1. Hukuk Dairesi 2016/5917 E. , 2019/4354 K.
"İçtihat Metni"MAHKEMESİ :ASLİYE HUKUK MAHKEMESİ
DAVA TÜRÜ : TAPU İPTALİ VE TESCİL
Taraflar arasında görülen tapu iptali ve tescil davası sonunda, yerel mahkemece davanın reddine ilişkin olarak verilen karar taraflarca yasal süre içerisinde temyiz edilmiş olmakla dosya incelendi, Tetkik Hakimi ... ..."nın raporu okundu, açıklamaları dinlendi, gereği görüşülüp düşünüldü;
-KARAR-
Dava, tapu iptal ve tescil isteğine ilişkindir.
Asıl davada davacı ..., 13, 62, 65,66,67, 70 parsel sayılı taşınmazlardaki ... ve ...’ın paylarının sahte kimlik ve vekaletname ile temliklerinin yapıldığını, bu durumun müfettiş incelemesi ile ortaya çıktığını ileri sürerek davalılar adına olan tapu kayıtlarının iptali ile gerçek malikler adına tapuya tesciline karar verilmesini istemiş, birleşen 2011-885 E. sayılı dosyanın davacıları, 62,66,67,70 parsel sayılı taşınmazlardaki sırası ile 28/4080, 155/4564, 129/12982, 42/731 payların iptali ile gerçek malik ... mirasçıları adına tapuya tescilini istemişlerdir.
Davalı Munip davaya cevap vermemiştir.
Davalı ..., tapu siciline güvenerek tapuda resmi memur huzurunda pay satın aldığını, iyi niyetli olduğunu, sicile güvenerek yapılan alımlarda kazanılan hakların geçerli olacağını belirterek davanın reddini savunmuştur.

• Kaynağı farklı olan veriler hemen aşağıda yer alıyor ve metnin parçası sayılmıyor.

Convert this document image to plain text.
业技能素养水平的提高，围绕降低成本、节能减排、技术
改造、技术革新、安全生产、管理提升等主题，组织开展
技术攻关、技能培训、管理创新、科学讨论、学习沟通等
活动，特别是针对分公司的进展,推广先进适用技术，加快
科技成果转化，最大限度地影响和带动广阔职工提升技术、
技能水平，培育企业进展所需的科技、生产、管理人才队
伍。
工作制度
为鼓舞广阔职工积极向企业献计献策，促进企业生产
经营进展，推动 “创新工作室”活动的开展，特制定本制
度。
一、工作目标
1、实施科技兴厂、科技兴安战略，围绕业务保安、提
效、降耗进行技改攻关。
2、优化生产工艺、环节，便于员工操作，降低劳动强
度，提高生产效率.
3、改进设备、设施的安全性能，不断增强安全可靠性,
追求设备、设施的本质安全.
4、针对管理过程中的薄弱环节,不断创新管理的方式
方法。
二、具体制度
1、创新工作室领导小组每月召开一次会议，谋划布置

Davanın kabulüne ilişkin olarak verilen karar Dairece ‘’ davalı ..."ın ..."dan gelen payları edinmesinde iyiniyetli olup olmadığının araştırılması, yanların bu konuda bildirecekleri tüm delillerin toplanması davalı ..."ın çekişme konusu taşınmazlardan 67 parsel sayılı taşınmazda satış tarihi itibariyle paydaş olduğunun gözetilmesi suretiyle varılacak sonuca göre karar verilmesi gerekirken, noksan soruşturma ile yazılı şekilde karar verilmiş olması doğru değildir’’ gerekçesiyle bozulmuş, bozmaya uyularak yapılan yargılama sonunda, davalı ...’in kötüniyetli olduğu iddiasının kanıtlanamadığı gerekçesiyle davanın reddine karar verilmiştir.
Hükmüne uyulan Bozma ilamı uyarınca inceleme yapılarak ...’in kötüniyetli olduğu iddiasının kanıtlanamadığı, TMK’nın 1023. maddesinden yararlanacağı gözetilerek davanın reddine karar verilmiş olmasında bir isabetsizlik yoktur. Davacının yerinde görülmeyen temyiz itirazlarının reddine.
Davalının temyiz itirazlarına gelince;
Bilindiği üzere davalar birleştirilse bile ayrı dava olma özelliklerini sürdürürler. Hal böyle olunca her bir dava için harcı tamamlanan dava değeri gözetilerek, davalı lehine ayrı ayrı vekalet ücretine hükmedilmesi gerekirken, bu hususun gözardı edilmesi doğru değildir.
Davalının değinilen husus yönünden yerinde görülen temyiz itirazının kabulü ile,hükmün (6100 sayılı Yasanın geçici 3.maddesi yollaması ile) 1086 sayılı HUMK’un 428. maddesi gereğince BOZULMASINA, alınan peşin harcın temyiz edene geri verilmesine, 04/07/2019 tarihinde oybirliğiyle karar verildi.